Patchguard
A safety and coordination layer around AI-assisted coding: isolated, reviewable, reversible edits.
- Status
- Phase 2
- Year
- 2026
- Role
- Solo project
- Built with
- CLI, Git, AI coding workflow
The problem
Tools like Claude and Codex made generating code cheap, so the bottleneck moved. The new hard parts are trusting what changed, isolating a risky edit, and running more than one session without living in fear of the merge.
The approach
Patchguard is a layer around normal AI-assisted coding. It does not replace the model. You keep using Claude or Codex as you do now, and Patchguard makes the work isolated, reviewable, and easy to roll back. The first version is deliberately small: one active session in the repo at a time, isolated on its own Git branch, with a clear accept-or-reject review step.
Technical challenges
- Isolation and reversibility first. Before any orchestration, the goal was to make a single risky change trivial to undo. A lot of AI-workflow tooling reaches for parallelism too early; without clean rollback, more parallelism just means more ways to get hurt.

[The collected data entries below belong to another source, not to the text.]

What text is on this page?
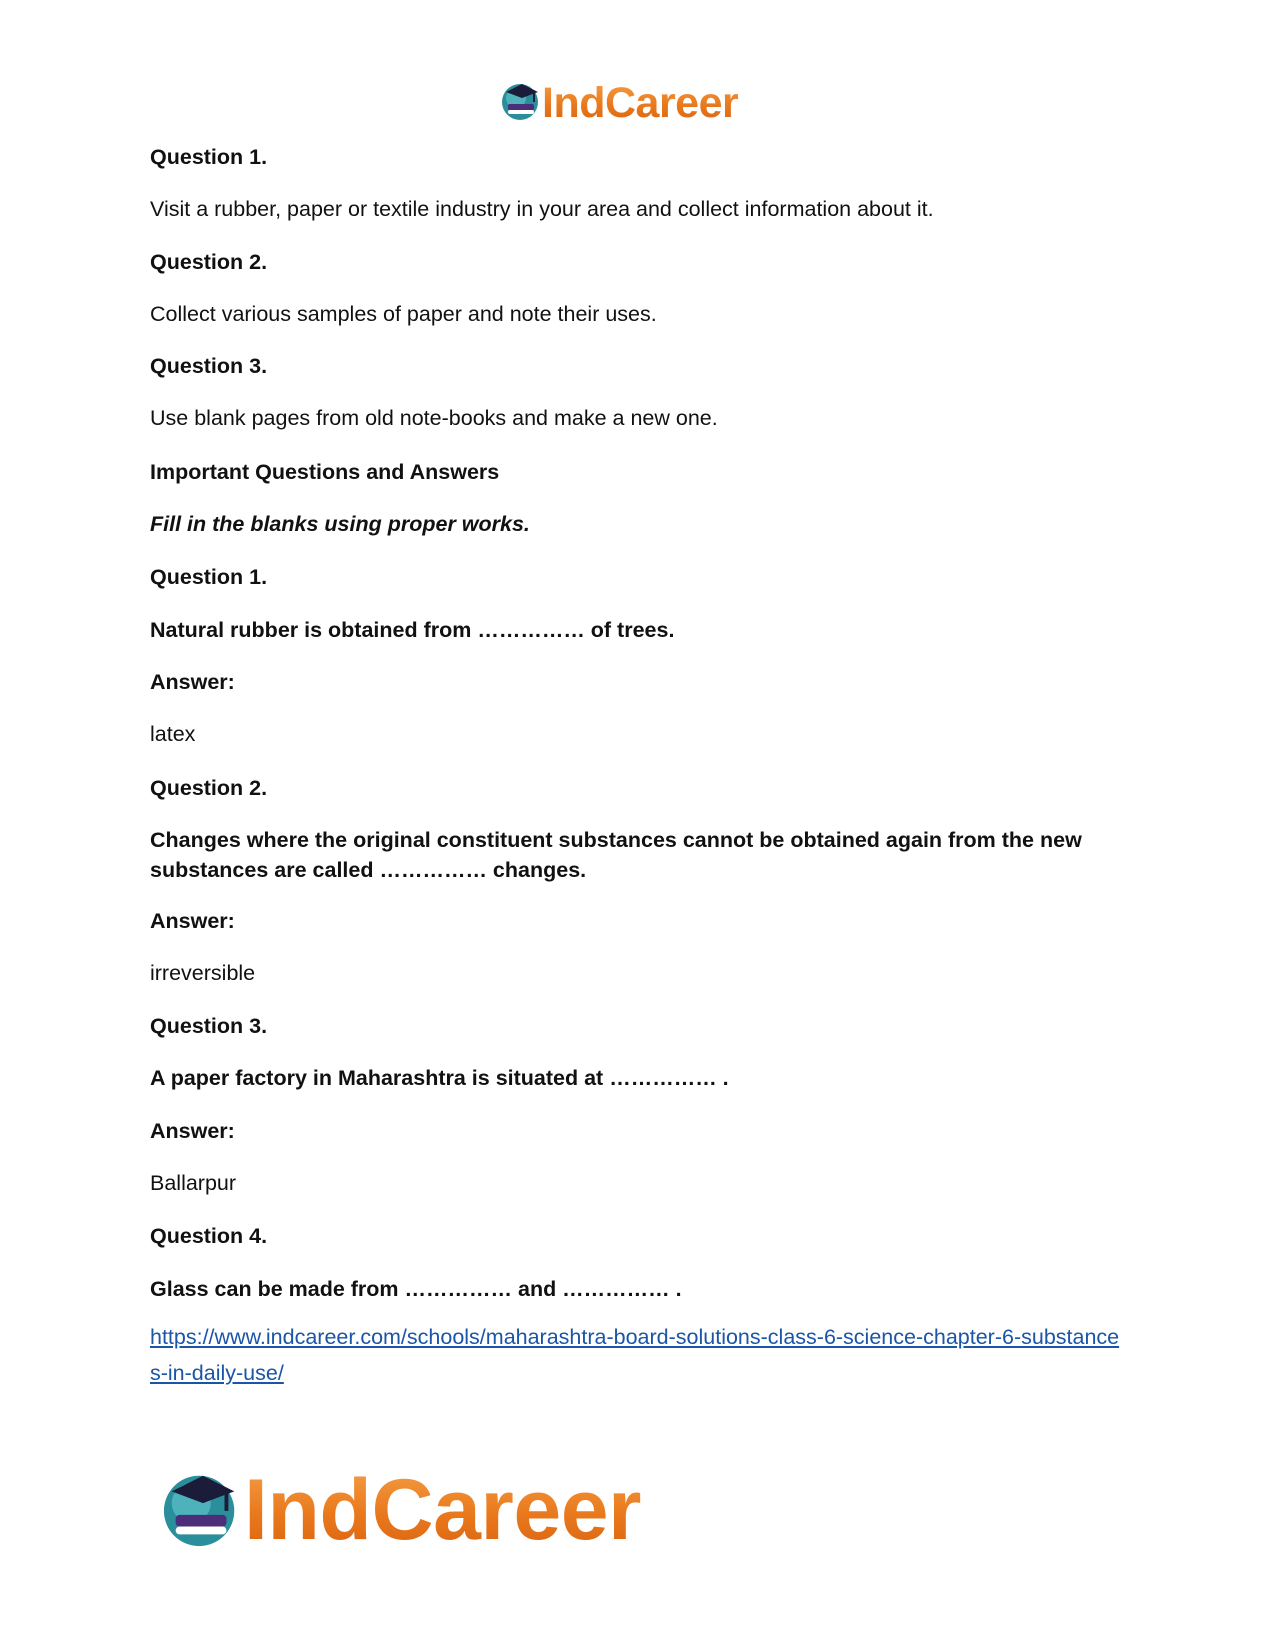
IndCareer
Question 1.
Visit a rubber, paper or textile industry in your area and collect information about it.
Question 2.
Collect various samples of paper and note their uses.
Question 3.
Use blank pages from old note-books and make a new one.
Important Questions and Answers
Fill in the blanks using proper works.
Question 1.
Natural rubber is obtained from …………… of trees.
Answer:
latex
Question 2.
Changes where the original constituent substances cannot be obtained again from the new substances are called …………… changes.
Answer:
irreversible
Question 3.
A paper factory in Maharashtra is situated at …………… .
Answer:
Ballarpur
Question 4.
Glass can be made from …………… and …………… .
https://www.indcareer.com/schools/maharashtra-board-solutions-class-6-science-chapter-6-substances-in-daily-use/
IndCareer
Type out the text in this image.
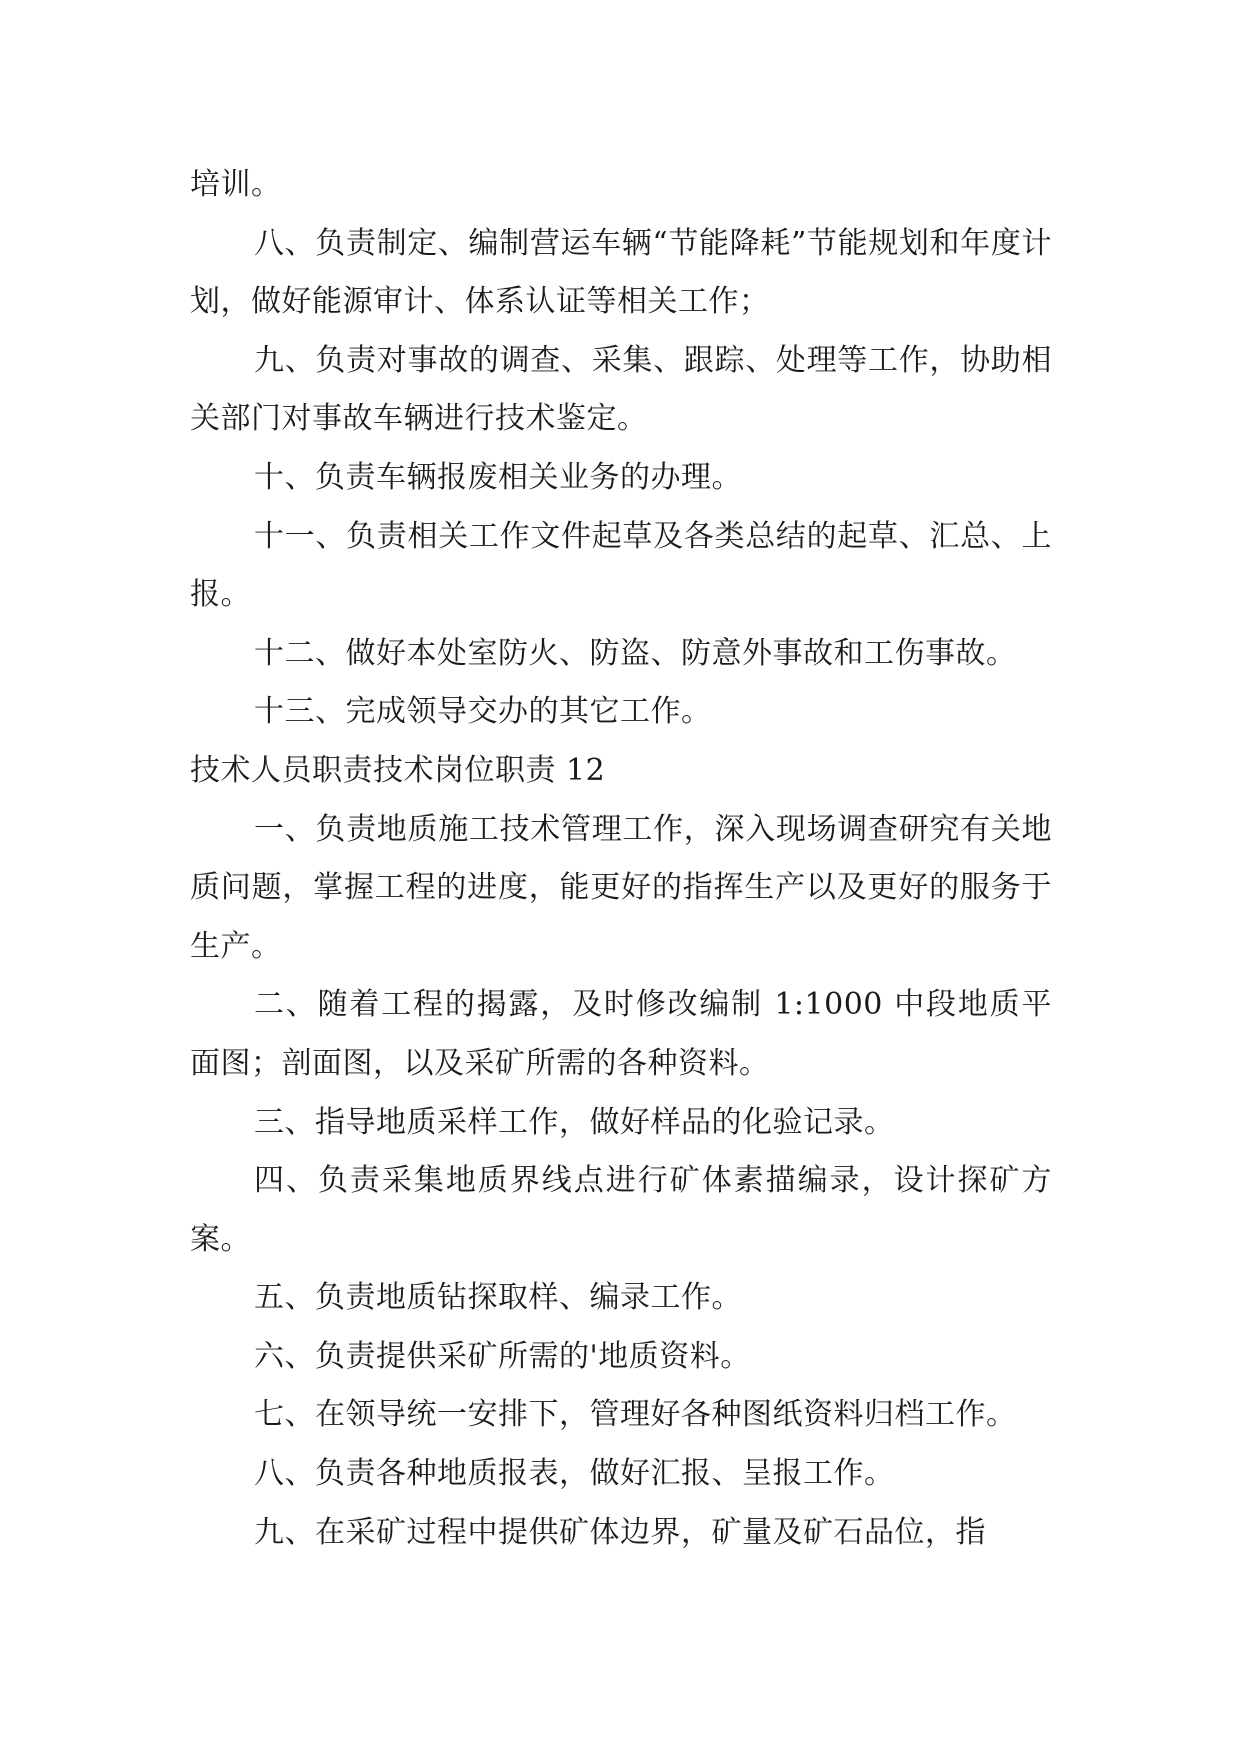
培训。

八、负责制定、编制营运车辆“节能降耗”节能规划和年度计划，做好能源审计、体系认证等相关工作；

九、负责对事故的调查、采集、跟踪、处理等工作，协助相关部门对事故车辆进行技术鉴定。

十、负责车辆报废相关业务的办理。

十一、负责相关工作文件起草及各类总结的起草、汇总、上报。

十二、做好本处室防火、防盗、防意外事故和工伤事故。

十三、完成领导交办的其它工作。

技术人员职责技术岗位职责 12

一、负责地质施工技术管理工作，深入现场调查研究有关地质问题，掌握工程的进度，能更好的指挥生产以及更好的服务于生产。

二、随着工程的揭露，及时修改编制 1:1000 中段地质平面图；剖面图，以及采矿所需的各种资料。

三、指导地质采样工作，做好样品的化验记录。

四、负责采集地质界线点进行矿体素描编录，设计探矿方案。

五、负责地质钻探取样、编录工作。

六、负责提供采矿所需的'地质资料。

七、在领导统一安排下，管理好各种图纸资料归档工作。

八、负责各种地质报表，做好汇报、呈报工作。

九、在采矿过程中提供矿体边界，矿量及矿石品位，指
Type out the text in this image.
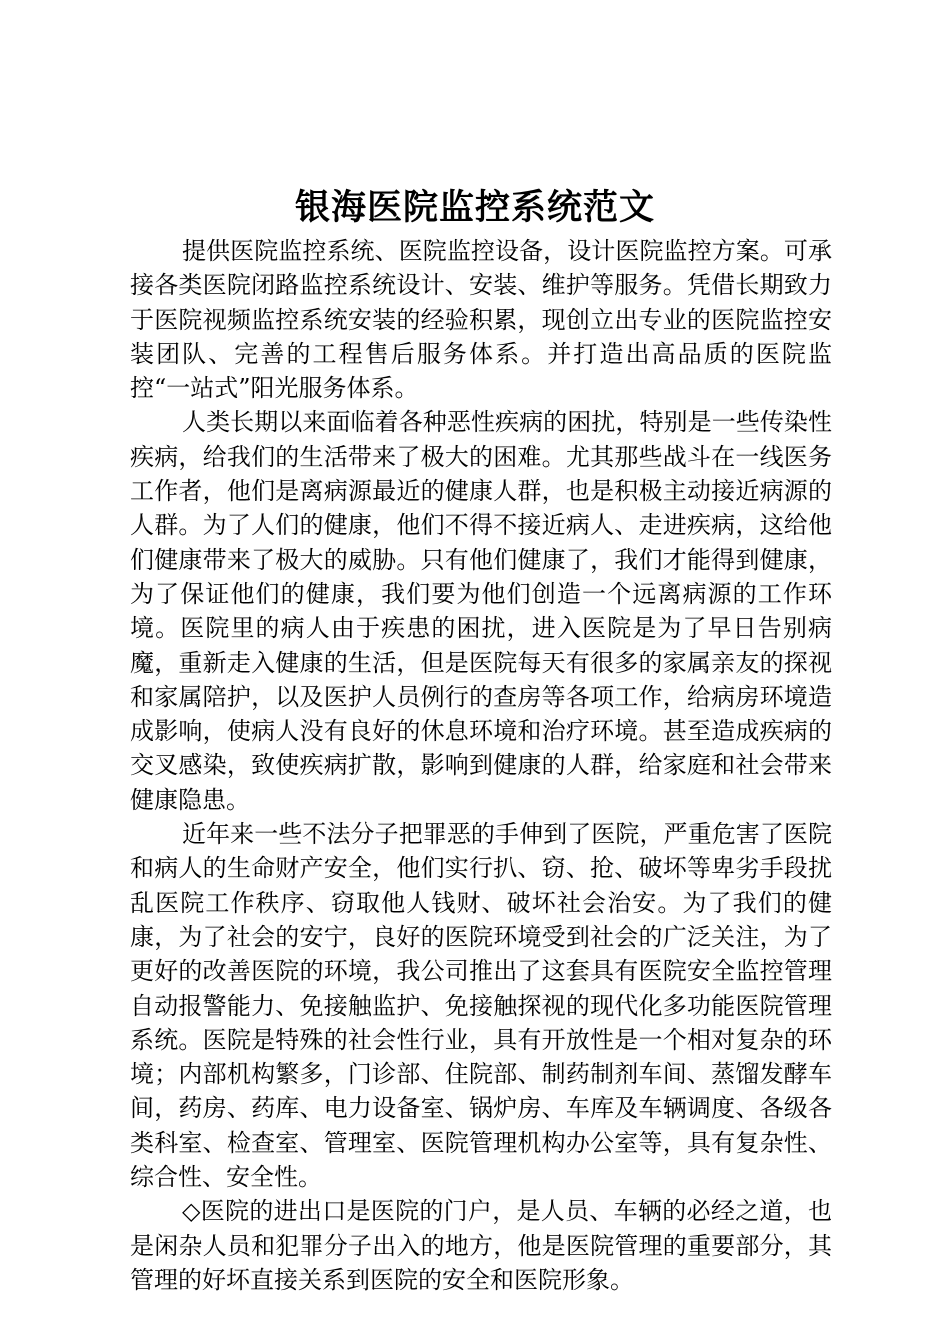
银海医院监控系统范文

提供医院监控系统、医院监控设备，设计医院监控方案。可承接各类医院闭路监控系统设计、安装、维护等服务。凭借长期致力于医院视频监控系统安装的经验积累，现创立出专业的医院监控安装团队、完善的工程售后服务体系。并打造出高品质的医院监控“一站式”阳光服务体系。

人类长期以来面临着各种恶性疾病的困扰，特别是一些传染性疾病，给我们的生活带来了极大的困难。尤其那些战斗在一线医务工作者，他们是离病源最近的健康人群，也是积极主动接近病源的人群。为了人们的健康，他们不得不接近病人、走进疾病，这给他们健康带来了极大的威胁。只有他们健康了，我们才能得到健康，为了保证他们的健康，我们要为他们创造一个远离病源的工作环境。医院里的病人由于疾患的困扰，进入医院是为了早日告别病魔，重新走入健康的生活，但是医院每天有很多的家属亲友的探视和家属陪护，以及医护人员例行的查房等各项工作，给病房环境造成影响，使病人没有良好的休息环境和治疗环境。甚至造成疾病的交叉感染，致使疾病扩散，影响到健康的人群，给家庭和社会带来健康隐患。

近年来一些不法分子把罪恶的手伸到了医院，严重危害了医院和病人的生命财产安全，他们实行扒、窃、抢、破坏等卑劣手段扰乱医院工作秩序、窃取他人钱财、破坏社会治安。为了我们的健康，为了社会的安宁，良好的医院环境受到社会的广泛关注，为了更好的改善医院的环境，我公司推出了这套具有医院安全监控管理自动报警能力、免接触监护、免接触探视的现代化多功能医院管理系统。医院是特殊的社会性行业，具有开放性是一个相对复杂的环境；内部机构繁多，门诊部、住院部、制药制剂车间、蒸馏发酵车间，药房、药库、电力设备室、锅炉房、车库及车辆调度、各级各类科室、检查室、管理室、医院管理机构办公室等，具有复杂性、综合性、安全性。

◇医院的进出口是医院的门户，是人员、车辆的必经之道，也是闲杂人员和犯罪分子出入的地方，他是医院管理的重要部分，其管理的好坏直接关系到医院的安全和医院形象。
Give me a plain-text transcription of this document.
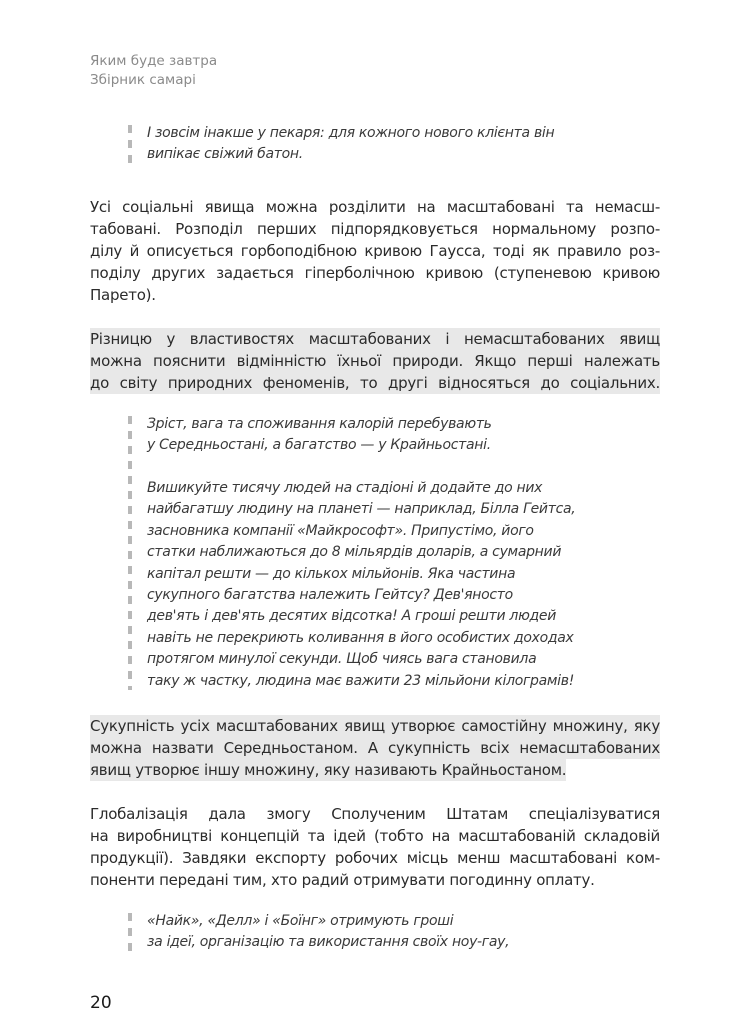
Яким буде завтра
Збірник самарі
І зовсім інакше у пекаря: для кожного нового клієнта він
випікає свіжий батон.
Усі соціальні явища можна розділити на масштабовані та немасш-
табовані. Розподіл перших підпорядковується нормальному розпо-
ділу й описується горбоподібною кривою Гаусса, тоді як правило роз-
поділу других задається гіперболічною кривою (ступеневою кривою
Парето).
Різницю у властивостях масштабованих і немасштабованих явищ
можна пояснити відмінністю їхньої природи. Якщо перші належать
до світу природних феноменів, то другі відносяться до соціальних.
Зріст, вага та споживання калорій перебувають
у Середньостані, а багатство — у Крайньостані.
Вишикуйте тисячу людей на стадіоні й додайте до них
найбагатшу людину на планеті — наприклад, Білла Гейтса,
засновника компанії «Майкрософт». Припустімо, його
статки наближаються до 8 мільярдів доларів, а сумарний
капітал решти — до кількох мільйонів. Яка частина
сукупного багатства належить Гейтсу? Дев'яносто
дев'ять і дев'ять десятих відсотка! А гроші решти людей
навіть не перекриють коливання в його особистих доходах
протягом минулої секунди. Щоб чиясь вага становила
таку ж частку, людина має важити 23 мільйони кілограмів!
Сукупність усіх масштабованих явищ утворює самостійну множину, яку
можна назвати Середньостаном. А сукупність всіх немасштабованих
явищ утворює іншу множину, яку називають Крайньостаном.
Глобалізація дала змогу Сполученим Штатам спеціалізуватися
на виробництві концепцій та ідей (тобто на масштабованій складовій
продукції). Завдяки експорту робочих місць менш масштабовані ком-
поненти передані тим, хто радий отримувати погодинну оплату.
«Найк», «Делл» і «Боїнг» отримують гроші
за ідеї, організацію та використання своїх ноу-гау,
20
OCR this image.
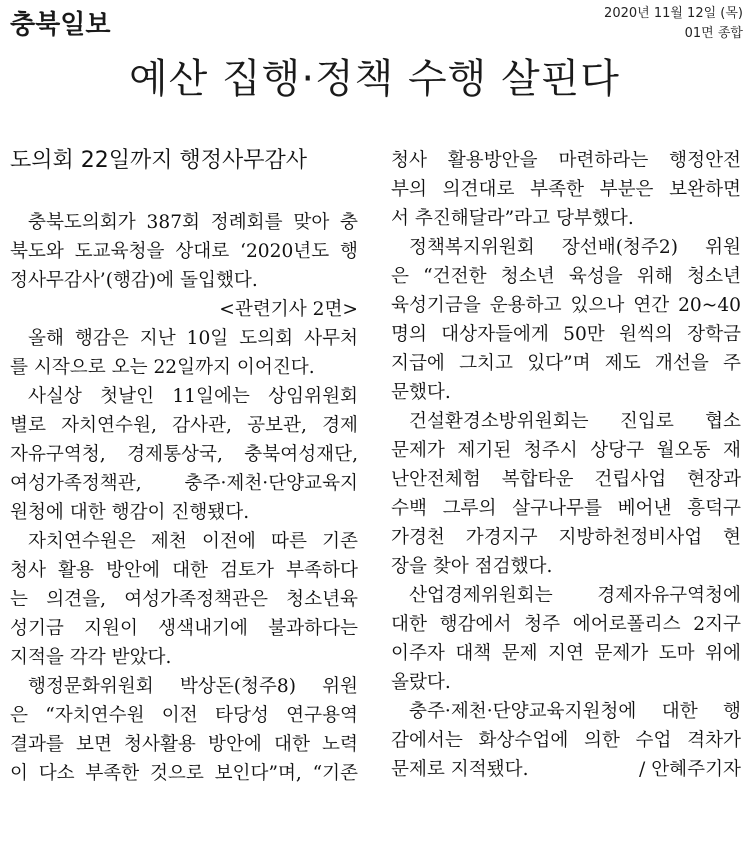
충북일보	2020년 11월 12일 (목)
01면 종합
예산 집행·정책 수행 살핀다
도의회 22일까지 행정사무감사
충북도의회가 387회 정례회를 맞아 충
북도와 도교육청을 상대로 ‘2020년도 행
정사무감사’(행감)에 돌입했다.
<관련기사 2면>
올해 행감은 지난 10일 도의회 사무처
를 시작으로 오는 22일까지 이어진다.
사실상 첫날인 11일에는 상임위원회
별로 자치연수원, 감사관, 공보관, 경제
자유구역청, 경제통상국, 충북여성재단,
여성가족정책관, 충주·제천·단양교육지
원청에 대한 행감이 진행됐다.
자치연수원은 제천 이전에 따른 기존
청사 활용 방안에 대한 검토가 부족하다
는 의견을, 여성가족정책관은 청소년육
성기금 지원이 생색내기에 불과하다는
지적을 각각 받았다.
행정문화위원회 박상돈(청주8) 위원
은 “자치연수원 이전 타당성 연구용역
결과를 보면 청사활용 방안에 대한 노력
이 다소 부족한 것으로 보인다”며, “기존
청사 활용방안을 마련하라는 행정안전
부의 의견대로 부족한 부분은 보완하면
서 추진해달라”라고 당부했다.
정책복지위원회 장선배(청주2) 위원
은 “건전한 청소년 육성을 위해 청소년
육성기금을 운용하고 있으나 연간 20~40
명의 대상자들에게 50만 원씩의 장학금
지급에 그치고 있다”며 제도 개선을 주
문했다.
건설환경소방위원회는 진입로 협소
문제가 제기된 청주시 상당구 월오동 재
난안전체험 복합타운 건립사업 현장과
수백 그루의 살구나무를 베어낸 흥덕구
가경천 가경지구 지방하천정비사업 현
장을 찾아 점검했다.
산업경제위원회는 경제자유구역청에
대한 행감에서 청주 에어로폴리스 2지구
이주자 대책 문제 지연 문제가 도마 위에
올랐다.
충주·제천·단양교육지원청에 대한 행
감에서는 화상수업에 의한 수업 격차가
문제로 지적됐다.	/ 안혜주기자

- A review surface that fits Git. Sessions map to branches with explicit review and finish steps, so the safety model is built on primitives I already trust.
Outcome
Phase 2 today: task coordination across sessions, branch-based isolation, and
session review. The roadmap grows outward to worktree-based parallel sessions and,
eventually, declarative orchestration through a Patchguardfile.
What I’d do differently
Nothing structural yet. The “smallest safe unit first” ordering has held up well as the foundation everything else rests on.